Кажется, он пришел в волнение только однажды. Семейство де М. из Коммандери никогда больше не подавало признаков жизни, но сыновья Клары, Андре и Антуан, были на редкость блестящими молодыми людьми, любимцами всех самых богатых наследниц и королев бала. Как неотразимые кавалеры, они плели сотни интрижек, иные из которых увлекали их, несмотря ни на что, в окрестности Польской Мельницы. И все-таки они всегда выбирали до роги, очень далеко огибавшие эти окрестности. В один из дней Жак, застывший в созерцательности прямо посреди поля, увидел, как по дороге проехал его двоюродный брат. Он не сводил с него глаз и даже повернул голову, чтобы не потерять его из виду.

Польская Мельница почернела одновременно с лицом маленькой Мари; ее сердце перестало биться вместе с сердцем Анаис; страх родился одновременно с Жаком. Зимой, когда небеса низко нависают над землей, в стенах дома наступали иногда мгновения непереносимой тишины, от которой избавляли шаги, голос, постукивание палки мадемуазель Гортензии. Ее гренадерская фигура, огромное лицо, сердитый изгиб покрытой волосками верхней губы, поросячьи глазки с затаенными в них огоньками, которые ничто не смогло загасить, и особенно физическая сила, обнаруживавшая себя в неустанном движении ее ног, в безостановочном перемещении этой горы плоти, хранили дом.

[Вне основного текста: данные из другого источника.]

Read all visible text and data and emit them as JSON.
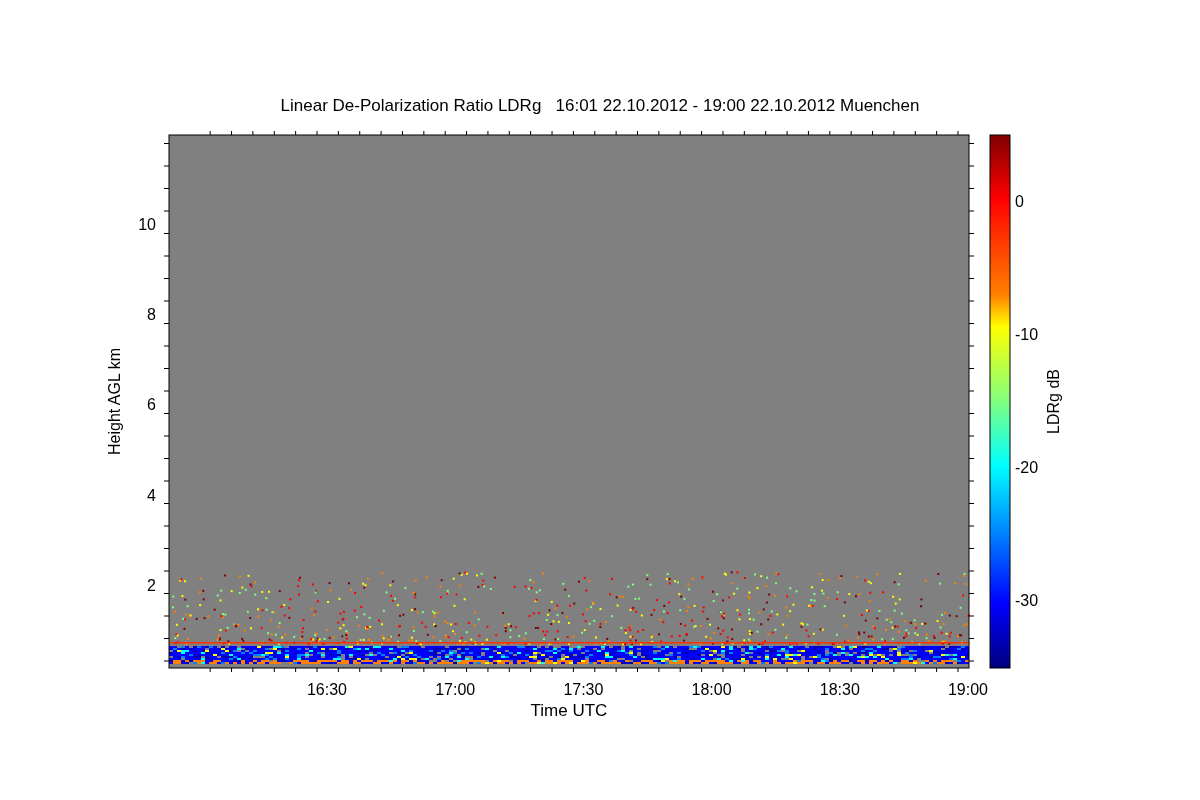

Какое-то время все думали, что Пьер де М. женится вторично, но он искал лишь быстрого удовлетворения, и даже самые хитроумные женщины остались при своих интересах.

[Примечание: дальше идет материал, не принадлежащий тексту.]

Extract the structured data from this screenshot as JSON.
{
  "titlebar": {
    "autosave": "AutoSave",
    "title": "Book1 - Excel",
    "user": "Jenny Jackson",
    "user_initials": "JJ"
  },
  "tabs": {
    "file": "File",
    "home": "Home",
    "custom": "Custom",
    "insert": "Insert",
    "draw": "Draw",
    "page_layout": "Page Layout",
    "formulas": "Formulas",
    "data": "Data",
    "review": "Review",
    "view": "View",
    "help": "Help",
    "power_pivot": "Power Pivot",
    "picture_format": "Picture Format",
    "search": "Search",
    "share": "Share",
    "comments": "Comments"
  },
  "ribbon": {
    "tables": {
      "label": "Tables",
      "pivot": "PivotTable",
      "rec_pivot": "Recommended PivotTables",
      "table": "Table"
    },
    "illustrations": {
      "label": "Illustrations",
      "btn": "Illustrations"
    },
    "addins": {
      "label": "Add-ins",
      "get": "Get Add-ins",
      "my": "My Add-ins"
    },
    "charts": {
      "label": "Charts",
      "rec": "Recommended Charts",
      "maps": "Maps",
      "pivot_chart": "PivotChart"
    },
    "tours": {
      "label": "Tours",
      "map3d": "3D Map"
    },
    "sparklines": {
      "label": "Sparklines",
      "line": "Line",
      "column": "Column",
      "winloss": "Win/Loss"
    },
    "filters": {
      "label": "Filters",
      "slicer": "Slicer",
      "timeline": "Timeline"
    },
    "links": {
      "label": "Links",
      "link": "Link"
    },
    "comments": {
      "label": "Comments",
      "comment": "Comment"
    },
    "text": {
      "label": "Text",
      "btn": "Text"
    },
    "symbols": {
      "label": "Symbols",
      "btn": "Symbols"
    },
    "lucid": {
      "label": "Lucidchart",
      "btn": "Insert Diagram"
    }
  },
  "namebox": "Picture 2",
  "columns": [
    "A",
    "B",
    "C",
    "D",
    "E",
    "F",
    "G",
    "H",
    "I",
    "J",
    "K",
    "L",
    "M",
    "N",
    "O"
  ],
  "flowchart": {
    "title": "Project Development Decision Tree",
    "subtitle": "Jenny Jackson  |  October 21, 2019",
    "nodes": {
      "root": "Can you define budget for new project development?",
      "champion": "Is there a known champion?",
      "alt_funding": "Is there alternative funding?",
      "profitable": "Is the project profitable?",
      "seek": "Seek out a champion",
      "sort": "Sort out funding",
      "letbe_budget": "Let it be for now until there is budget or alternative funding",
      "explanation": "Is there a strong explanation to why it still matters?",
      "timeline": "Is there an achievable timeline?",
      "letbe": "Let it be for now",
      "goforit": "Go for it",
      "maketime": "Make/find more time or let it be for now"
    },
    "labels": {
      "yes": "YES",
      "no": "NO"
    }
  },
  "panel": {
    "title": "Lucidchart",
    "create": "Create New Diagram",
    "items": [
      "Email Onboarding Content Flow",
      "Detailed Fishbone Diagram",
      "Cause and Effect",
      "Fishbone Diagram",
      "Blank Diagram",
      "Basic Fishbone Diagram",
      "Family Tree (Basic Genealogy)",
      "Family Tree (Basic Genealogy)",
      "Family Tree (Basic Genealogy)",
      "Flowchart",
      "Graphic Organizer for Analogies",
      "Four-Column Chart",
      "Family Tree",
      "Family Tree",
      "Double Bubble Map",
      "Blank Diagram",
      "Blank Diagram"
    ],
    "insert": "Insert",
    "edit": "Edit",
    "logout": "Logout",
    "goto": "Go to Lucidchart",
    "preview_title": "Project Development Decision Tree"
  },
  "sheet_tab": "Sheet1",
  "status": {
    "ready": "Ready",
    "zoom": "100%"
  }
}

Я обнаружил у него признаки душевного расстройства, относившиеся к очень давним временам. Итак, он жил молчком, ни слова не говоря, но как-то утром неожиданно заявился к мадемуазель Гортензии и сказал ей: «Кто, по-вашему, будет следующим?» Она слишком хорошо его знала. И заботливо дала ему время понять то, что он только что выпалил, а потом ответила: «Ты что, выпил лишнего? Или что, ты своим умом додумался сказать такое?»

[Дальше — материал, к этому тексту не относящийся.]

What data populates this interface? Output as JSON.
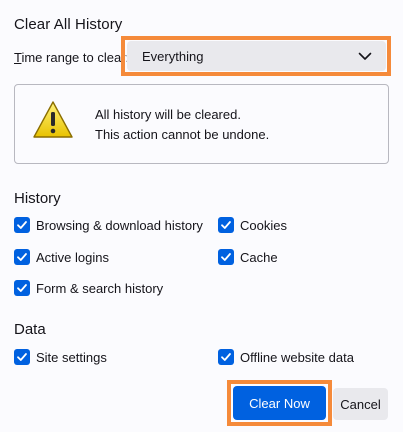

Он додумался своим умом. Страдание может любому прочистить мозги. Но мадемуазель Гортензия была тогда озабочена в конечном итоге тем подлинным обменом мнениями, который состоялся у нее со старшим братом. Она вдруг заметила его в своей комнате, хотя не слышала, как он вошел. Он держался в тени, и с ее губ едва не слетело имя Анаис. Так разительно этот на три четверти скрытый темнотою мужчина походил на свою мать. Когда он сделал шаг вперед, он опять стал таким, каким и был, то есть уродливым: закованным в латы, в доспехи, в набедренники и нарукавники из собственного жира. Он сразу начал говорить с совершенно неожиданной утонченностью выражений. Между его естеством и его речами не было никакой связи. То был голос незнакомца, жалостливого и чувствительного.

Беседа, однако, обеими сторонами велась с осторожностью. Старший брат не открылся до конца. И все потирал ужасной ручищей свой лоб Минотавра.

«Если бы пришлось кого-то принести в жертву, – под конец сказала себе мадемуазель Гортензия, – то его ли нужно было бы спасать?»

Так или иначе, вопрос был быстро улажен. Старший брат не вернулся после одной из обычных своих прогулок. Это исчезновение наделало много шума. Здесь, у нас, не исчезают. Это иногда печально для всех, но каждый остается до конца. Прошел слух, что он в каком-либо укромном уголке покончил с собой. Его искали. Он объявлялся в разных местах, иногда в одно и то же время. Естественно, всегда это был не он. Все бродяги, кроме самых тощих, были осмотрены жандармами. Кое-кто утверждал даже, что он отыскался в Алжире.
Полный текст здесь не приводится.